As we look back on 2013, a few big issues in agriculture easily come to mind: the lack of a farm bill, a wet planting season and struggling crop prices. It's been a year full of challenges, to be sure. But a closer look reveals which stories and issues really captured your attention—and some of them might surprise you.
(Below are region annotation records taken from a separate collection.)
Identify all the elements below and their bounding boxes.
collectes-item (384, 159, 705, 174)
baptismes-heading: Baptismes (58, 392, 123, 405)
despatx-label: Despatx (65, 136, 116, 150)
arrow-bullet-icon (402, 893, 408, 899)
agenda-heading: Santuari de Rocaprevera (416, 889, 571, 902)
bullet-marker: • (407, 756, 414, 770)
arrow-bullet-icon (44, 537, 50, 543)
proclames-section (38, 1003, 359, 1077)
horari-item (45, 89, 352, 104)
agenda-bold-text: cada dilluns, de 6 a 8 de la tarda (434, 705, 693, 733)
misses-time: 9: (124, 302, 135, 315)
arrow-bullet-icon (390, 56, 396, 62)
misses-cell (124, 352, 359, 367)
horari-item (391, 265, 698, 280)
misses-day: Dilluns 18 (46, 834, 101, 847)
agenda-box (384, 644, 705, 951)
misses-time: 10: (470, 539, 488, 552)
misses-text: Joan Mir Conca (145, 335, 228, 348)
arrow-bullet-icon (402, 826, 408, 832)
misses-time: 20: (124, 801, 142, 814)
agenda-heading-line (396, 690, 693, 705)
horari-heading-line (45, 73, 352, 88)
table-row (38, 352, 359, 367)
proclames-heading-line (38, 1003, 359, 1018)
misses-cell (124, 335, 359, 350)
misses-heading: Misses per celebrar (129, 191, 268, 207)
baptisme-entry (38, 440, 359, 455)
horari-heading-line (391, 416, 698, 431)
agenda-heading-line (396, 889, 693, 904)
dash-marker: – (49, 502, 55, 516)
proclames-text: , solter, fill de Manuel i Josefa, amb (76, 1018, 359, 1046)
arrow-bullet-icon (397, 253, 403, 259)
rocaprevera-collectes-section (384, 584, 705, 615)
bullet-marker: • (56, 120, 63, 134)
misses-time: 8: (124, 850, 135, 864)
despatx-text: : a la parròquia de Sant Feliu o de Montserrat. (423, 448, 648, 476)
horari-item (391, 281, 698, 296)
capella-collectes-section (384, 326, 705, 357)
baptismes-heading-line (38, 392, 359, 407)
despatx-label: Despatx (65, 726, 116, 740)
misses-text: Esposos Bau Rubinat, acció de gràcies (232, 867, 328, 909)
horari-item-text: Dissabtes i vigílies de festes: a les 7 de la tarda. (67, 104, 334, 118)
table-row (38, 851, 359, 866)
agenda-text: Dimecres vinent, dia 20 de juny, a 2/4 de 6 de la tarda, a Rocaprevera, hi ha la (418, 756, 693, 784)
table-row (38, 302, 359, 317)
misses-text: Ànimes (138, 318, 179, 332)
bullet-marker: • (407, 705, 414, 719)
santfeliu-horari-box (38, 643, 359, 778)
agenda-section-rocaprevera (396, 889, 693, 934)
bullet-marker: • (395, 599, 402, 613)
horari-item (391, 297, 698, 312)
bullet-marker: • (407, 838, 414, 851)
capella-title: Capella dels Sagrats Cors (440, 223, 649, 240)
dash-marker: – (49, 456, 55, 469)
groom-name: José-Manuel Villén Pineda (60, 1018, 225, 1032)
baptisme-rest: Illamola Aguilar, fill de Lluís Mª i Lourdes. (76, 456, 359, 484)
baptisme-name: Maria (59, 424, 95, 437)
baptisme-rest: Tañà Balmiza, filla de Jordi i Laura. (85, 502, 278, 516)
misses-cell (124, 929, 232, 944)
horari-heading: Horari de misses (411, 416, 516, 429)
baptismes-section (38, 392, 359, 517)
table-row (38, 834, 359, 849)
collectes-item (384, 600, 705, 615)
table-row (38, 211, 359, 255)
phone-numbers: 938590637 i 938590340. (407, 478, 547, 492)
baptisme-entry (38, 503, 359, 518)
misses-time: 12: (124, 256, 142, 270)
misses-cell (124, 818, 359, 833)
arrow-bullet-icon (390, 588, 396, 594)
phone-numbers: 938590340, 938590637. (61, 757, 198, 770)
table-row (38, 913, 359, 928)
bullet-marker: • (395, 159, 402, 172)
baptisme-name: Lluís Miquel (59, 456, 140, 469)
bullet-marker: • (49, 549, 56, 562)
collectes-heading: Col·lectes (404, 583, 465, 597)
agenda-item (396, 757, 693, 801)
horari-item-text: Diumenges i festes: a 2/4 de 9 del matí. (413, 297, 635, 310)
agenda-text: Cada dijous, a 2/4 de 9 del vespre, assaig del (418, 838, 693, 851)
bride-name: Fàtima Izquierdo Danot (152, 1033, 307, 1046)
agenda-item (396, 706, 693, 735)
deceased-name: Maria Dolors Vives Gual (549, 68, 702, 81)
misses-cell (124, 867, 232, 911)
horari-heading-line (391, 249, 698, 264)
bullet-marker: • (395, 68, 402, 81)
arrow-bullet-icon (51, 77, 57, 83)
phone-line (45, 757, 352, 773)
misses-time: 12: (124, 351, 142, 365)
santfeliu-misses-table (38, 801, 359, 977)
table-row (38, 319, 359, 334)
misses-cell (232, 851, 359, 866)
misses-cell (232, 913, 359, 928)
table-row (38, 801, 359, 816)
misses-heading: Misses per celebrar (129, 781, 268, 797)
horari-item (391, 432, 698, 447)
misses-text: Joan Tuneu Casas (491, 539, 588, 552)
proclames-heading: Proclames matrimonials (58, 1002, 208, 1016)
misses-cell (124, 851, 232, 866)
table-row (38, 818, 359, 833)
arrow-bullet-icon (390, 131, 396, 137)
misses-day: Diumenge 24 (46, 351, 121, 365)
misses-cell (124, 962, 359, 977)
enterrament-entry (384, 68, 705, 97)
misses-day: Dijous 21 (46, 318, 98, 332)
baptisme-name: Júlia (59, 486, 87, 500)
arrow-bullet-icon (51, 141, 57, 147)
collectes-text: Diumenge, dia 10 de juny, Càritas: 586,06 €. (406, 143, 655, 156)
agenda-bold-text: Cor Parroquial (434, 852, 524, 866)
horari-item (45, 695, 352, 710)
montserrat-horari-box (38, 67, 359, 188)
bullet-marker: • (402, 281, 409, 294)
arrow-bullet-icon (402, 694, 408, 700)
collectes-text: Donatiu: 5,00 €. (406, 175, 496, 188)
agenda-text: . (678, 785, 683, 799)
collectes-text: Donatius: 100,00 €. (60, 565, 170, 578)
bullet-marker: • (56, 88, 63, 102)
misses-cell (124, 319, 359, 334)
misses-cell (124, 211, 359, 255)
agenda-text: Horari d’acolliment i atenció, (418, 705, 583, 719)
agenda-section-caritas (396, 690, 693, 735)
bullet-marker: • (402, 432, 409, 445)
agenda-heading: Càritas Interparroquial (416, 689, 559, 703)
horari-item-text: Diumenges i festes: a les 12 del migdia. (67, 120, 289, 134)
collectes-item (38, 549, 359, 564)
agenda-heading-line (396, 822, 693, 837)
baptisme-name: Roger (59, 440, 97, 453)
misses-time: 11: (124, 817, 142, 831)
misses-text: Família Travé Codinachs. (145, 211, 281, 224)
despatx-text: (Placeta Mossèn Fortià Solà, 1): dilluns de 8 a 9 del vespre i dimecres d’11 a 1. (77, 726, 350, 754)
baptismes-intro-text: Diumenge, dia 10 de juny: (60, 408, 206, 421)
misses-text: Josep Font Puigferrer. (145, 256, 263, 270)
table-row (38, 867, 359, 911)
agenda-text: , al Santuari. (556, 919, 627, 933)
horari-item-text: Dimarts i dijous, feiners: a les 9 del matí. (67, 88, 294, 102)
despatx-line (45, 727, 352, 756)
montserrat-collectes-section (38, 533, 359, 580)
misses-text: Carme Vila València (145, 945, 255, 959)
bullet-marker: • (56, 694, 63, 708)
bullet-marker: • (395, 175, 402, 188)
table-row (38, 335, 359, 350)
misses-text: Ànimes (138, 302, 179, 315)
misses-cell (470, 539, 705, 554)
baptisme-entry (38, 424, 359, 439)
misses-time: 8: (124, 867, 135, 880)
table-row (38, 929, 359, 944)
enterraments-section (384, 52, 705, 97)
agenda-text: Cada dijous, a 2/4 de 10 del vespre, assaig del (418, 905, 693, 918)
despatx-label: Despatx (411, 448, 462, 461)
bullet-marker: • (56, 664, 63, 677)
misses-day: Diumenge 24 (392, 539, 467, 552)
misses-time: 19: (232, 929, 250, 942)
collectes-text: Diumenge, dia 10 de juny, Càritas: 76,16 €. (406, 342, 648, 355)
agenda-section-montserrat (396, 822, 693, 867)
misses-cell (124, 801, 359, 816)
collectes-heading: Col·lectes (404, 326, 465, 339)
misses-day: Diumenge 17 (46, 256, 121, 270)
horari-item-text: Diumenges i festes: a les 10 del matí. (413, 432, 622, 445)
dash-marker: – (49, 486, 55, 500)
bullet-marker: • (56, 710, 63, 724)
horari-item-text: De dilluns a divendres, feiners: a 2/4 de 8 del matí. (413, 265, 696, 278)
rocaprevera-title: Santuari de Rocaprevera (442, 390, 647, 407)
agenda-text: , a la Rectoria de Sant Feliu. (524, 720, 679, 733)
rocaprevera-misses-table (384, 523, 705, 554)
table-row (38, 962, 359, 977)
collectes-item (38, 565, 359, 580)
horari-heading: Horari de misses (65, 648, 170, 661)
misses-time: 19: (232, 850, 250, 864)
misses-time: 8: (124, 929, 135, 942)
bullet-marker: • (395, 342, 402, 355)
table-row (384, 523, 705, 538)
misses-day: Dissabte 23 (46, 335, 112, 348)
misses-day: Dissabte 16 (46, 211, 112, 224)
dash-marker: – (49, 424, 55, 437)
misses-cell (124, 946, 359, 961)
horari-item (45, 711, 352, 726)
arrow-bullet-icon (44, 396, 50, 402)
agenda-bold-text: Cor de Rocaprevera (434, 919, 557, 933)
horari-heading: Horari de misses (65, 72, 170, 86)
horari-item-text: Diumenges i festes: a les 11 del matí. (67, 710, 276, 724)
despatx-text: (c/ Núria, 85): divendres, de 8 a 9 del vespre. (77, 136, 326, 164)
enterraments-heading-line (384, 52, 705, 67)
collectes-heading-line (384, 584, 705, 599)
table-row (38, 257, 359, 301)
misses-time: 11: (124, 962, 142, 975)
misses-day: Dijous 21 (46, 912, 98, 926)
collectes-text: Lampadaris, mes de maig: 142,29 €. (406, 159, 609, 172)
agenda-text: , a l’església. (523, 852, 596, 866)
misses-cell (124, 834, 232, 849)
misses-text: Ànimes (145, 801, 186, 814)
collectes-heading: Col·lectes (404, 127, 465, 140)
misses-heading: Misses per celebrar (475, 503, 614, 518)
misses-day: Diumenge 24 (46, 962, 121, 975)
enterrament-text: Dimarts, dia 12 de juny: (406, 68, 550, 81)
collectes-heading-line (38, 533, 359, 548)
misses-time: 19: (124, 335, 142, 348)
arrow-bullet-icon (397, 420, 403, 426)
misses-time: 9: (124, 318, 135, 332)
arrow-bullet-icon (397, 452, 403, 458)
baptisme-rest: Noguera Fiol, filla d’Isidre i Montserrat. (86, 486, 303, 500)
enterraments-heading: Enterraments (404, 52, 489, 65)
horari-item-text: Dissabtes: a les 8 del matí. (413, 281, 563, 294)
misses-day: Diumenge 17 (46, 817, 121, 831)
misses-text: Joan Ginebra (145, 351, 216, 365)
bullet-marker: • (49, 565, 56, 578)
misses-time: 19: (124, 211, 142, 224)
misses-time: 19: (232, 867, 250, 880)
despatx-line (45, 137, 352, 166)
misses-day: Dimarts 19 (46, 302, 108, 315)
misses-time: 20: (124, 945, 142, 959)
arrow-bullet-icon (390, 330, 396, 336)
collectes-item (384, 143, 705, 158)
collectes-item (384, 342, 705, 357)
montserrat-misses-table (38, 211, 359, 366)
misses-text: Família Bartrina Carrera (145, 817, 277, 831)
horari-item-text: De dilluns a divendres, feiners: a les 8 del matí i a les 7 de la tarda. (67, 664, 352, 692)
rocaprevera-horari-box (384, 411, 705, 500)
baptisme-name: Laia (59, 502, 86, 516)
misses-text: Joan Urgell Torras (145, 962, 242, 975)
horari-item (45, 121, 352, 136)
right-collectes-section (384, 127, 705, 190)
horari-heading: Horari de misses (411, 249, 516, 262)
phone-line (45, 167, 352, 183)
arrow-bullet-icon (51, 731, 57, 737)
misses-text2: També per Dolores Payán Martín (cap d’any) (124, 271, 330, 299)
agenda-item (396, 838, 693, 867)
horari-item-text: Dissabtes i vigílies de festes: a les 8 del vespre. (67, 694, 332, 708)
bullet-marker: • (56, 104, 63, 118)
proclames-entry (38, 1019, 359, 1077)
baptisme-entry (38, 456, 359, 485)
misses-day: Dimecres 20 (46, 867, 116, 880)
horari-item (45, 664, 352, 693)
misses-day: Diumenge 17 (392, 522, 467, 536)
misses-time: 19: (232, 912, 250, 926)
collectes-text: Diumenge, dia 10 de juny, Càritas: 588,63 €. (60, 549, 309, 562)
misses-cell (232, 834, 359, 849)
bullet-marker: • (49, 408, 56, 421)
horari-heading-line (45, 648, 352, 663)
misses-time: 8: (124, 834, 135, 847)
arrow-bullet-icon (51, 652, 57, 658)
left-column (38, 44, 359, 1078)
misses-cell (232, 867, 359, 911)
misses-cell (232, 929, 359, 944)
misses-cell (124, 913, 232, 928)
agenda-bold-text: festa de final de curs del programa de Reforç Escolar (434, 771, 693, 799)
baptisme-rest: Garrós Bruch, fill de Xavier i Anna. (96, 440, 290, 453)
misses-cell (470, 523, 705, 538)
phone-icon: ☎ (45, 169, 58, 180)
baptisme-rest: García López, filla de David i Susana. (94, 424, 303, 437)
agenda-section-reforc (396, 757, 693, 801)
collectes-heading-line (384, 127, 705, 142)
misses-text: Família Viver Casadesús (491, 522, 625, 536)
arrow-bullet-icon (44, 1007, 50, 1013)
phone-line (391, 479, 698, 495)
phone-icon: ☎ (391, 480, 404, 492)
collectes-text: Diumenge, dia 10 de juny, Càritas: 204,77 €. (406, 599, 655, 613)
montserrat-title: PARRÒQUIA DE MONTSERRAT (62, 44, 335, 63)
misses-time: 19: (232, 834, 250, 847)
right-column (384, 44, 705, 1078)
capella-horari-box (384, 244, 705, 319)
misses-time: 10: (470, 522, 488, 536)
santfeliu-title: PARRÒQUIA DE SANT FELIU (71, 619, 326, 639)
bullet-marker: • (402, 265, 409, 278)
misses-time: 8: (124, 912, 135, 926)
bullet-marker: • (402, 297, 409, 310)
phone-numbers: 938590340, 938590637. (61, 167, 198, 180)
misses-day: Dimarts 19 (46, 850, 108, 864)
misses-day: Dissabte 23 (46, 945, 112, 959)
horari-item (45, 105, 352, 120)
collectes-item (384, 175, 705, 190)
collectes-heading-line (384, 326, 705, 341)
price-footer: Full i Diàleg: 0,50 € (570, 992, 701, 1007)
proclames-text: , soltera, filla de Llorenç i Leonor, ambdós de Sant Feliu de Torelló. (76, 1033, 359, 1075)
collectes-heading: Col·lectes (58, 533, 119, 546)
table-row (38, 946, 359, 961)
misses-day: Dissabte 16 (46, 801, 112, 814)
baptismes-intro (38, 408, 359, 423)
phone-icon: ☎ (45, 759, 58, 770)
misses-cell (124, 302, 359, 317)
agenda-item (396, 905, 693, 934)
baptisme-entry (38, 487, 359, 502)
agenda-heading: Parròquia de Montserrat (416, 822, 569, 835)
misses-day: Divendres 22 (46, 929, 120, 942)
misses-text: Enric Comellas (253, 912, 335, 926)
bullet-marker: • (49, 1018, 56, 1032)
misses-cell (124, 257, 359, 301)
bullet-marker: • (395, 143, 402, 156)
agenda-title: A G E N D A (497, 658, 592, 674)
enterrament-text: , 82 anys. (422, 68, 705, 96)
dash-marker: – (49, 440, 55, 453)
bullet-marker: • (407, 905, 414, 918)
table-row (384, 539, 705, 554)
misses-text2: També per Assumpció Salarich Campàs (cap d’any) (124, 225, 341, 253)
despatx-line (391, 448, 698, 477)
Here, we count down the top 10 AgWeb stories of the year.
Posted: Oct. 17, 2013
Who doesn’t enjoy reading about a good scandal? In this Associated Press story, a former manager at West Central Co-op in Ralston, Iowa—one of the nation's largest grain cooperatives—was accused of accepting $480,000 in bribes from an Iowa farmer in exchange for product. At that price, "scandal" might be putting it lightly.
Posted: June 8, 2013
By June, planting season was almost finished, but the rain kept coming. The market became stagnant and uncertain. According to Jerry Gulke, president of the Gulke Group, it was the unplanted acres—which we later learned added up to roughly 7 million—that the market was watching. In his Weekend Market Report, he explained what that meant for prices.
Posted: Dec. 5, 2013
Sometimes, the most popular stories are the strangest. This story about a 2009 Case IH Steiger 485 in southern Manitoba, Canada, that was determined still usable after it languished for months completely buried in manure captured your attention. And we’ll admit it—there’s something about a tractor buried in manure that piques our interest, too.
Posted: Jan. 31, 2013
Succession planning can take many forms, and giving your farm to your children might not be the best option. "A successful family farm is one that’s sold to someone else," said Tom Deans, author of Every Family’s Business. He told farmers at the 2013 Top Producer Seminar that they should make their children buy the family farm instead of giving it to them, as that’s the only way to ensure that they will have the ambition to innovate and grow the business. In an industry where 98% of businesses are family-owned, it’s controversial advice, to be sure.
Posted: Feb. 14, 2013
The biggest machinery story of the year was just that—big. The prototype Tribine articulated harvester can harvest corn with a 12-row head for 1 mile without stopping, and includes a 1,000-bu. grain tank on the front of the machine that can empty at 500 bu. per minute. Ben Dillon, the Indiana farmer who invented the machine, unveiled the Tribine at 2013 Ag Connect. A combine that can fill a semi in 2 minutes...no wonder you were captivated.
Posted: Aug. 5, 2013
As the calendar turned to August, so the market turned to Iowa. After spring rain hindered planting through much of the state, by late summer the crops weren’t doing so badly. Or were they? Pro Farmer editor Chip Flory joined two crops analysts for an aerial tour of northern Iowa and southern Minnesota. On July 29, they took off from Charles City, Iowa, with a camera in hand. The footage they captured was mind-blowing.
Posted: March 1, 2013
If farmers aren’t rich yet, they will be. At least, that’s what internationally known investor and business author Jim Rogers said in March. After this year’s dismal crop prices, becoming rich might now seem like a pipe dream, but Rogers believes that farmland is the key to prosperity, considering the nation’s current debt issues. "When a currency declines, the people who have real assets are the ones that make money," he said. "If the dollar collapses, one of the few ways you’ll be able to reserve you wealth, and even make money, is through productive farmland."
Posted: Jan. 9, 2013
People can’t help but watch when a giant falls, and such was the case for Stamp Farms, which filed for Chapter 11 bankruptcy in November 2012. The Stamp family of Decatur, Mich., who owned Stamp Farms, Stamp Farms Trucking, Stamp Farms Custom Ag and Royal Star Farms, and Mike Stamp, a Top Producer of the Year finalist who purchased Northstar Grain, had estimated liabilities exceeding $50 million with more than 200 creditors listed. The case was a prime example of the pressure involved in farming and how quickly things can go south if you grow too large, too fast.
Posted: Nov. 21, 2013
Corn prices struggled all year, and by November, the party was pretty much over. Dan Basse, president of AgResource Company in Chicago, said smart producers should forward-contract their crops and lock in prices well into 2015. "There will be a tremendous readjustment that plays out over the next five years," he said, and the guarantee of profit will be iffy at best.
Posted: Feb. 25, 2013
Taxes can be a sticky and confusing subject, but fortunately Paul Neiffer, The Farm CPA, is able to shed some light on these issues for farmers. Thanks to the American Taxpayer Relief Act, there were several changes to the tax laws that Neiffer said could benefit farmers. With more than 80,000 page views, Neiffer’s advice regarding capital gains, Section 179, bonus depreciation, the federal estate tax and the alternative minimum tax certainly resonated with the AgWeb audience.